According to Jha, the Xoom will be a great value and worth every penny of its $799 3G price. Why? Jha wants to pretend 3G is the same as 4G.
Jha says that Motorola felt that “our our ability to deliver 50Mb/s would justify the $799 price point. It is 32GB with 3G and a free upgrade to 4G.” What he’s referring to here is the 3G Xoom’s ability to suck down up to 50Mb/s in wireless broadband.
The Xoom boasts a fast modem to be sure… but this is a semantic lie. The Xoom is not a 4G device, and it is not capable of the same speeds as an LTE tablet would be.
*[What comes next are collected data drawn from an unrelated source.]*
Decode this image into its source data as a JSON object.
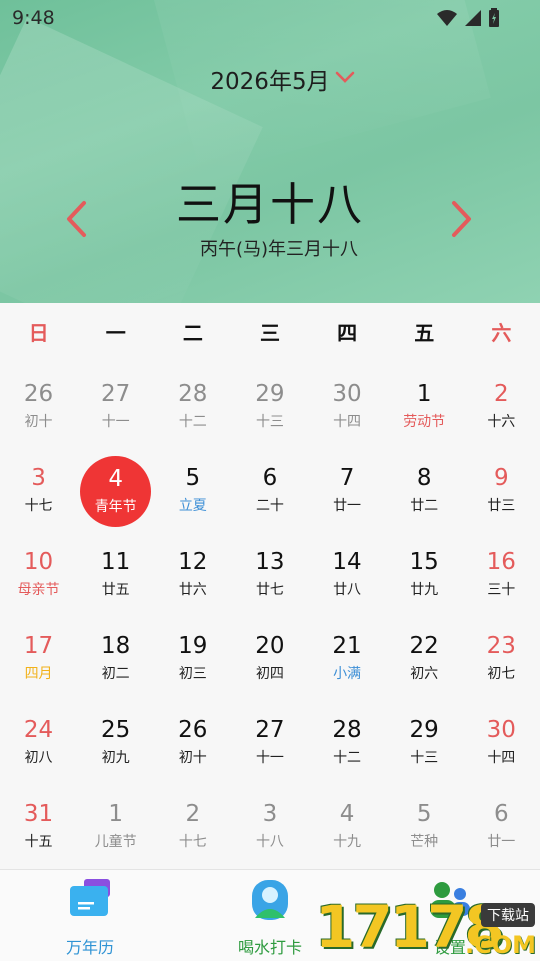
{
  "status": {
    "time": "9:48"
  },
  "header": {
    "month_label": "2026年5月",
    "lunar_date": "三月十八",
    "lunar_full": "丙午(马)年三月十八"
  },
  "weekdays": [
    "日",
    "一",
    "二",
    "三",
    "四",
    "五",
    "六"
  ],
  "weeks": [
    [
      {
        "d": "26",
        "l": "初十",
        "other": true
      },
      {
        "d": "27",
        "l": "十一",
        "other": true
      },
      {
        "d": "28",
        "l": "十二",
        "other": true
      },
      {
        "d": "29",
        "l": "十三",
        "other": true
      },
      {
        "d": "30",
        "l": "十四",
        "other": true
      },
      {
        "d": "1",
        "l": "劳动节",
        "type": "holiday"
      },
      {
        "d": "2",
        "l": "十六"
      }
    ],
    [
      {
        "d": "3",
        "l": "十七"
      },
      {
        "d": "4",
        "l": "青年节",
        "today": true
      },
      {
        "d": "5",
        "l": "立夏",
        "type": "term"
      },
      {
        "d": "6",
        "l": "二十"
      },
      {
        "d": "7",
        "l": "廿一"
      },
      {
        "d": "8",
        "l": "廿二"
      },
      {
        "d": "9",
        "l": "廿三"
      }
    ],
    [
      {
        "d": "10",
        "l": "母亲节",
        "type": "holiday"
      },
      {
        "d": "11",
        "l": "廿五"
      },
      {
        "d": "12",
        "l": "廿六"
      },
      {
        "d": "13",
        "l": "廿七"
      },
      {
        "d": "14",
        "l": "廿八"
      },
      {
        "d": "15",
        "l": "廿九"
      },
      {
        "d": "16",
        "l": "三十"
      }
    ],
    [
      {
        "d": "17",
        "l": "四月",
        "type": "month"
      },
      {
        "d": "18",
        "l": "初二"
      },
      {
        "d": "19",
        "l": "初三"
      },
      {
        "d": "20",
        "l": "初四"
      },
      {
        "d": "21",
        "l": "小满",
        "type": "term"
      },
      {
        "d": "22",
        "l": "初六"
      },
      {
        "d": "23",
        "l": "初七"
      }
    ],
    [
      {
        "d": "24",
        "l": "初八"
      },
      {
        "d": "25",
        "l": "初九"
      },
      {
        "d": "26",
        "l": "初十"
      },
      {
        "d": "27",
        "l": "十一"
      },
      {
        "d": "28",
        "l": "十二"
      },
      {
        "d": "29",
        "l": "十三"
      },
      {
        "d": "30",
        "l": "十四"
      }
    ],
    [
      {
        "d": "31",
        "l": "十五"
      },
      {
        "d": "1",
        "l": "儿童节",
        "other": true
      },
      {
        "d": "2",
        "l": "十七",
        "other": true
      },
      {
        "d": "3",
        "l": "十八",
        "other": true
      },
      {
        "d": "4",
        "l": "十九",
        "other": true
      },
      {
        "d": "5",
        "l": "芒种",
        "other": true
      },
      {
        "d": "6",
        "l": "廿一",
        "other": true
      }
    ]
  ],
  "tabs": [
    {
      "label": "万年历",
      "icon": "calendar-folder-icon"
    },
    {
      "label": "喝水打卡",
      "icon": "user-profile-icon"
    },
    {
      "label": "设置",
      "icon": "people-settings-icon"
    }
  ],
  "watermark": {
    "text": "17178",
    "badge": "下载站",
    "domain": ".COM"
  },
  "colors": {
    "accent_red": "#ef3535",
    "weekend": "#e45b5b",
    "term_blue": "#3d8fd6",
    "month_gold": "#f2b21a",
    "header_green": "#7cc6a3"
  }
}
Rather, it’s capable of HSPA+ speed, which are fast, sure, but not 4G fast… and certainly not so impressive that they warrant a $799 price.
Weirdly, Jha then goes on to argue that the $799 price for the 3G version and the $600 price for the WiFi version are competitive with the iPad.
“Being competitive with iPad is important,” he said. “We feel that from the hardware and capabilities we deliver we are at least competitive and in a number of ways better…. [For the WiFi-Only version], the price is set by iPad at $599 and we will be right around there.”
Uh. The cheapest iPad is $499, not $599. The Xoom looks cool, Motorola, but you’re really stretching the truth pretty thin trying to justify its price, don’t you think?